Economyths: Ten Ways Economics Gets It Wrong
- Wiley hardcover edition
- Author: David Orrell
- Language: English
- Subject: Economics
- Genre: Non-fiction
- Publisher: Icon Books and John Wiley & Sons
- Publication date: July 2010
- Media type: Print, e-book
- Pages: 288 pp
- ISBN: 978-1848311480
- OCLC: 665817373
- Dewey Decimal: 338
- LC Class: HB3722.O77 2010

= Economyths =

Economics book

Economyths is a book by the mathematician David Orrell about the problems with mainstream economics, written for the general reader. The book was initially published in 2010 by Icon Books in the UK with the subtitle Ten Ways That Economics Gets it Wrong, and by John Wiley & Sons in North America. Icon published a revised version in 2012, with the subtitle How the Science of Complex Systems Is Transforming Economic Thought. Translated versions were also published in Brazil, China, Japan, and Korea. In 2017, Icon published a revised and expanded version with the subtitle 11 Ways Economics Gets it Wrong.

==Summary==
The book has ten chapters, each of which concentrates on a separate “economyth”. These are summarized on p. 6 as follows:

1. The economy can be described by economic laws.

2. The economy is made up of independent individuals

3. The economy is stable

4. Economic risk can be easily managed using statistics

5. The economy is rational and efficient

6. The economy is gender-neutral

7. The economy is fair

8. Economic growth can continue forever

9. Economic growth will make us happy

10. Economic growth is always good

In each case, Orrell explains the role that the myth plays in economics, discusses the problems it creates, and proposes solutions and alternatives based on ideas from areas such as complexity, network theory, nonlinear dynamics, heterodox economics, and so on.
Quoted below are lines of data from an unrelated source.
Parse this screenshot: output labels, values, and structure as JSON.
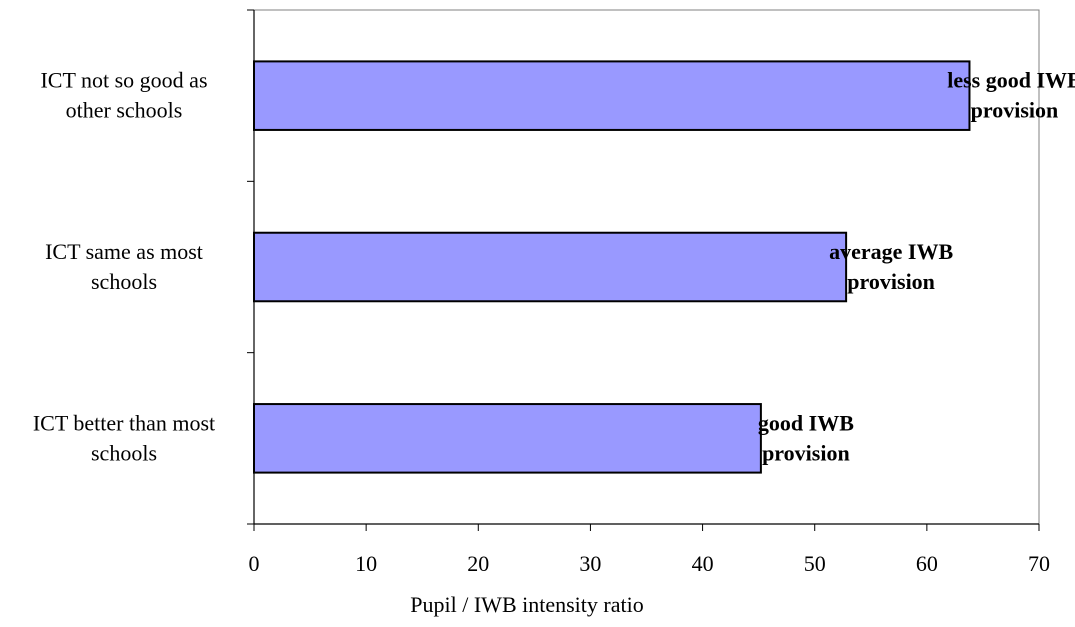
{
  "chart_data": {
    "type": "bar",
    "orientation": "horizontal",
    "categories": [
      [
        "ICT not so good as",
        "other schools"
      ],
      [
        "ICT same as most",
        "schools"
      ],
      [
        "ICT better than most",
        "schools"
      ]
    ],
    "values": [
      63.8,
      52.8,
      45.2
    ],
    "annotations": [
      [
        "less good IWB",
        "provision"
      ],
      [
        "average IWB",
        "provision"
      ],
      [
        "good IWB",
        "provision"
      ]
    ],
    "xlabel": "Pupil / IWB intensity ratio",
    "ylabel": "",
    "xlim": [
      0,
      70
    ],
    "xticks": [
      0,
      10,
      20,
      30,
      40,
      50,
      60,
      70
    ],
    "grid": false,
    "legend": "none",
    "colors": {
      "bar_fill": "#9999ff",
      "bar_stroke": "#000000",
      "plot_border": "#808080",
      "axis": "#000000"
    }
  }
}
The 2017 extended version included a new chapter on the idea that

11. The economy boils down to barter

This chapter included a summary of Orrell's quantum theory of money and value. In addition, there was a foreword by Cahal Moran (co-author of The Econocracy), and an appendix The Five Stages of Economic Grief on how the economics profession is coming to terms with its role in the great financial crisis, which was excerpted in Evonomics.

==Reviews==
In a Bloomberg piece on business books, economist William White said that the book “Lists 10 crucial assumptions (the economy is simple, fair, stable, etc.) and argues both entertainingly and convincingly that each one is totally at odds with reality. Orrell also suggests that adopting the science of complex systems would radically improve economic policymaking.”

The economist Robert Nelson wrote in the International Journal of Social Economics that the book suffered from a number of omissions, in particular a fuller exploration of “the religious roles played by neo-classical economics.” However he concludes that “Whatever its omissions and other failings, much of the book is devoted to making a strong case for one very important finding – the intellectual poverty of neo-classical economics... A wide audience including many non-economists could benefit from reading it.”
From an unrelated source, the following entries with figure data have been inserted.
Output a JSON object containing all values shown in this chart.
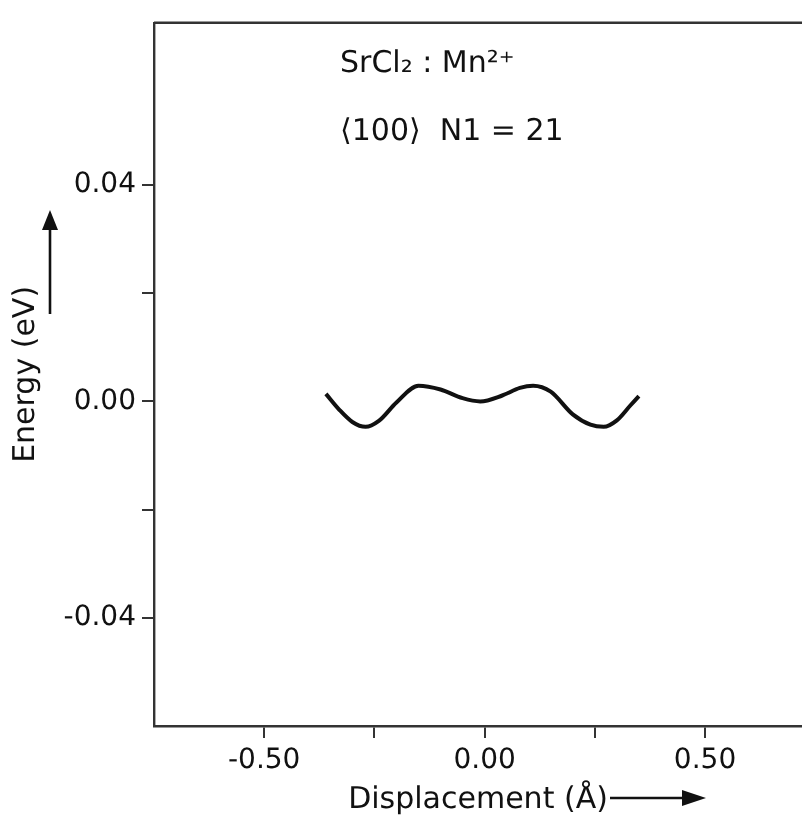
{
  "chart_data": {
    "type": "line",
    "xlabel": "Displacement (Å)",
    "ylabel": "Energy (eV)",
    "annotations": [
      "SrCl₂ : Mn²⁺",
      "⟨100⟩  N1 = 21"
    ],
    "series": [
      {
        "color": "#111111",
        "x": [
          -0.36,
          -0.33,
          -0.3,
          -0.27,
          -0.24,
          -0.2,
          -0.15,
          -0.1,
          -0.05,
          -0.01,
          0.04,
          0.08,
          0.11,
          0.15,
          0.2,
          0.24,
          0.27,
          0.3,
          0.33,
          0.35
        ],
        "values": [
          0.0014,
          -0.0015,
          -0.0038,
          -0.0047,
          -0.0036,
          -0.0002,
          0.0029,
          0.0022,
          0.0006,
          0.0,
          0.0011,
          0.0025,
          0.0029,
          0.0018,
          -0.0024,
          -0.0043,
          -0.0047,
          -0.0035,
          -0.0008,
          0.001
        ]
      }
    ],
    "xlim": [
      -0.75,
      0.72
    ],
    "xticks": [
      {
        "value": -0.5,
        "label": "-0.50"
      },
      {
        "value": -0.25,
        "label": null
      },
      {
        "value": 0,
        "label": "0.00"
      },
      {
        "value": 0.25,
        "label": null
      },
      {
        "value": 0.5,
        "label": "0.50"
      }
    ],
    "ylim": [
      -0.06,
      0.07
    ],
    "yticks": [
      {
        "value": -0.04,
        "label": "-0.04"
      },
      {
        "value": -0.02,
        "label": null
      },
      {
        "value": 0,
        "label": "0.00"
      },
      {
        "value": 0.02,
        "label": null
      },
      {
        "value": 0.04,
        "label": "0.04"
      }
    ],
    "grid": false,
    "legend": false,
    "marker": "none",
    "line_style": "solid"
  }
}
In National Review, economist Michael Yates also noted some omissions, such as a discussion of worker organisation, but wrote that the book “makes sound recommendations that economists utilize methods of analysis and techniques that have proven their worth in other fields of study... Economists ignore such research at their peril.”

The economist and business journalist Norbert Häring wrote in Handelsblatt that Orrell's background as a mathematician allowed him “to question credibly and convincingly the claim of economics for quasi-scientific objectivity and mathematical precision.”

Writing at the economics blog Worthwhile Canadian Initiative, economist Frances Woolley described the writing as “just random... it never really gets further than just a semi-articulated idea,” and economist Kevin Milligan wrote that the “level of criticism in this book is juvenile.”

The economist Chris Auld described the book in a blog review as "a terrible, willfully ignorant, deeply anti-intellectual book" and said that Orrell's "characterization of economic thought presented is ridiculous... there is nothing an interested layman could possibly learn from this book." He noted a number of times in which he claimed Orrell misrepresents economics as a discipline and the views of economists.

Writing at the Popular Science book site, the science writer Brian Clegg wrote that “There are other books taking on economics, but I've not come across another that explains it so well for the layperson, takes in the credit crunch, totally destroys the validity of economics as we know it and should be required reading for every politician and banker. No, make that every voter in the land.”